Por José Drumond Saraiva, membro da Assembleia de Sócios(as) do Instituto Pacs

Às vezes me pergunto como alguns puderam pensar que a eleição de Jair Messias Bolsonaro para presidente da República Federativa do Brasil, em 2018, não resultaria em um governo golpista, antidemocrático, militarista e genocida.Me pergunto também como alguns puderam pensar que teríamos um governo com algum tipo de compromisso com a maioria da população brasileira e com as riquezas de nosso país e sua justa distribuição.

Foto: Agência Brasil

Lembro-me bem que, logo no início do novo governo, muitos chegaram a dizer que os militares colocados em cargos estratégicos dariam o tom mínimo da necessária competência que qualquer governo deve ter. Seriam assim pontos de equilíbrio para um ministério que, tão logo definido, se mostrava bizarro, inculto, imbecilizado e vergonhoso para a nação brasileira. Quanta ilusão!
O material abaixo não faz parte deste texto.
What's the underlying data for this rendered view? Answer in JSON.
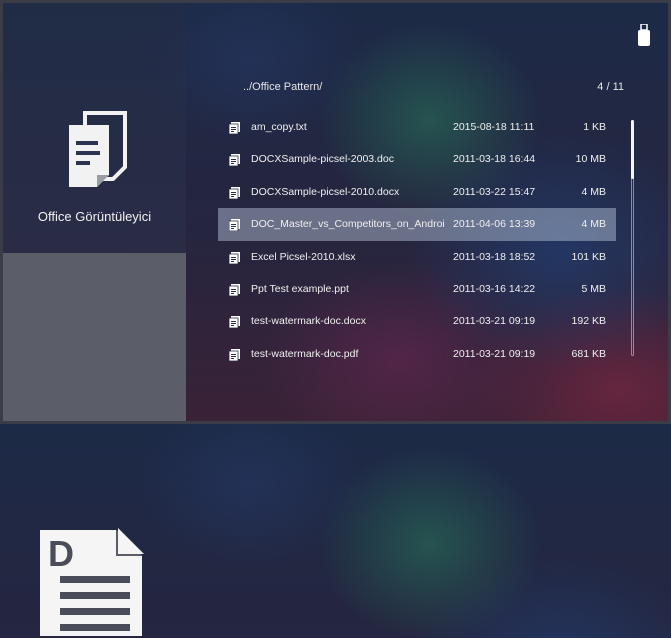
{
  "sidebar": {
    "app_title": "Office Görüntüleyici",
    "app_icon": "document-stack-icon",
    "preview_icon": "doc-file-icon",
    "preview_letter": "D"
  },
  "header": {
    "path": "../Office Pattern/",
    "page_indicator": "4 / 11",
    "storage_icon": "usb-drive-icon"
  },
  "files": [
    {
      "name": "am_copy.txt",
      "date": "2015-08-18 11:11",
      "size": "1 KB",
      "selected": false
    },
    {
      "name": "DOCXSample-picsel-2003.doc",
      "date": "2011-03-18 16:44",
      "size": "10 MB",
      "selected": false
    },
    {
      "name": "DOCXSample-picsel-2010.docx",
      "date": "2011-03-22 15:47",
      "size": "4 MB",
      "selected": false
    },
    {
      "name": "DOC_Master_vs_Competitors_on_Androi",
      "date": "2011-04-06 13:39",
      "size": "4 MB",
      "selected": true
    },
    {
      "name": "Excel Picsel-2010.xlsx",
      "date": "2011-03-18 18:52",
      "size": "101 KB",
      "selected": false
    },
    {
      "name": "Ppt Test example.ppt",
      "date": "2011-03-16 14:22",
      "size": "5 MB",
      "selected": false
    },
    {
      "name": "test-watermark-doc.docx",
      "date": "2011-03-21 09:19",
      "size": "192 KB",
      "selected": false
    },
    {
      "name": "test-watermark-doc.pdf",
      "date": "2011-03-21 09:19",
      "size": "681 KB",
      "selected": false
    }
  ],
  "file_icon": "document-icon",
  "scrollbar": {
    "position": 0.0,
    "visible_fraction": 0.25
  },
  "colors": {
    "selection": "#bccde1",
    "sidebar_bottom": "#5b5e69"
  }
}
Ou melhor dizendo, quanta necessidade de justificar um resultado eleitoral que levou ao poder um ser abjeto, defensor da tortura e da ditadura militar!

Como poderia um comandante eleito, utilizando-se de todo tipo de ilegalidades, não resultar no que estamos vendo agora. Será que poderíamos esperar algo diferente de alguém que acusava seu principal adversário de ser comunista e de distribuir mamadeiras de piroca nas escolas de São Paulo? Afinal, Bolsonaro candidato deixou bem claro tudo o que pretendia fazer: armar a população; implantar uma política econômica ultraliberal; privatizar tudo, inclusive o ensino, salvo no caso das escolas militares; acabar com a delimitação de terras indígenas; eliminar as comunidades quilombolas; combater qualquer tipo de minoria, com a cabeça voltada principalmente para toda a comunidade homossexual; fazer enfim um governo que destruísse todo o pouco que fora conquistado com muito sacrifício pela população brasileira, em especial pela imensa maioria de miseráveis, pobres, excluídos em geral.
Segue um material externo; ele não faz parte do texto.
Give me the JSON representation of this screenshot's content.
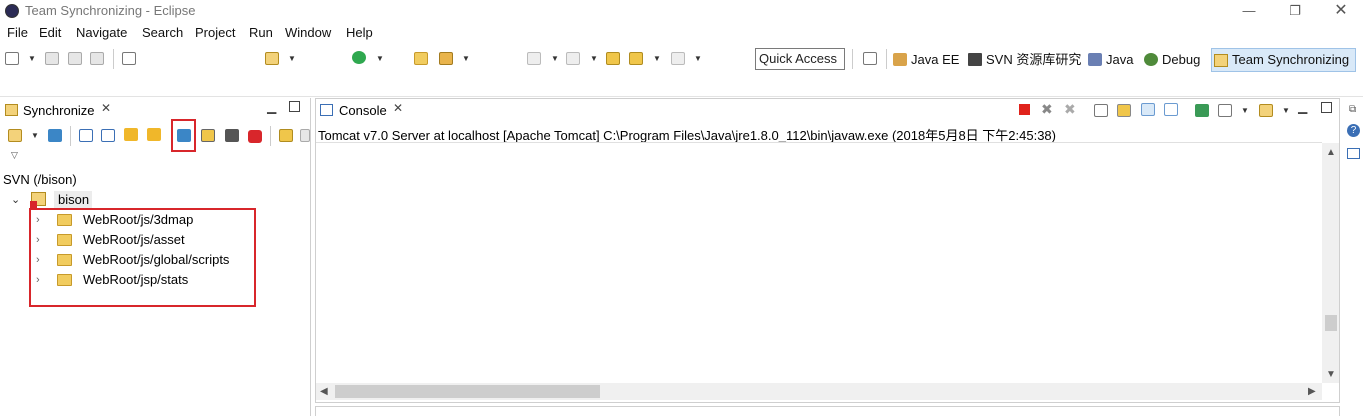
{
  "window": {
    "title": "Team Synchronizing - Eclipse",
    "minimize": "—",
    "maximize": "❐",
    "close": "✕"
  },
  "menu": [
    "File",
    "Edit",
    "Navigate",
    "Search",
    "Project",
    "Run",
    "Window",
    "Help"
  ],
  "toolbar": {
    "quick_access": "Quick Access",
    "perspectives": [
      {
        "label": "Java EE",
        "icon": "java-ee-icon"
      },
      {
        "label": "SVN 资源库研究",
        "icon": "svn-icon"
      },
      {
        "label": "Java",
        "icon": "java-icon"
      },
      {
        "label": "Debug",
        "icon": "debug-icon"
      },
      {
        "label": "Team Synchronizing",
        "icon": "team-sync-icon"
      }
    ]
  },
  "sync_view": {
    "tab_label": "Synchronize",
    "tab_close": "✕",
    "repo_label": "SVN (/bison)",
    "root": "bison",
    "items": [
      "WebRoot/js/3dmap",
      "WebRoot/js/asset",
      "WebRoot/js/global/scripts",
      "WebRoot/jsp/stats"
    ]
  },
  "console_view": {
    "tab_label": "Console",
    "tab_close": "✕",
    "header": "Tomcat v7.0 Server at localhost [Apache Tomcat] C:\\Program Files\\Java\\jre1.8.0_112\\bin\\javaw.exe (2018年5月8日 下午2:45:38)"
  },
  "colors": {
    "highlight_red": "#d8262b",
    "active_perspective": "#d9e9f8",
    "folder": "#f1cc5f",
    "stop_red": "#e0221b"
  }
}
Tudo isso para construir o quê? Um Brasil novo, centrado no respeito aos costumes segundo o seu pensamento, alinhado com os Estados Unidos e com Israel — seus dois principais escudos para o aumento de seu potencial bélico e repressivo — um país sem sindicatos, sem qualquer tipo de proteção aos trabalhadores, sem respeito ao meio ambiente e aos povos originários. Um país com suas terras abertas à exploração de todo e qualquer tipo de mineral, com seu petróleo entregue a exploradores estrangeiros. Destruindo a Petrobrás, e é claro, vendendo empresas estratégicas como a Eletrobrás e o Banco do Brasil, por exemplo. Criando um novo sistema de saúde, destruindo o SUS, implantando uma reforma da previdência onde os trabalhadores morram antes mesmo de terem direito a qualquer benefício. Construindo uma nova sociedade onde cada brasileiro possa possuir uma arma, incentivando as milícias — aliás, sua origem — enfim, o que seria em minha opinião, construindo o caos. E, não menos importante, deixando claro que com um cabo e dois soldados poderia fechar o Supremo Tribunal Federal e, sem muito esforço, fechar o próprio Congresso Nacional. Afinal, há mais de 30 anos Bolsonaro é o principal arauto do golpe militar, da ditadura sem eira nem beira, do regime de exclusão. Claro está que uma vez eleito pelo povo, sinta-se à vontade e com vontade de autoproclamar-se DITADOR. Esse sempre foi o seu maior sonho! Às favas com qualquer outro tipo de acomodação!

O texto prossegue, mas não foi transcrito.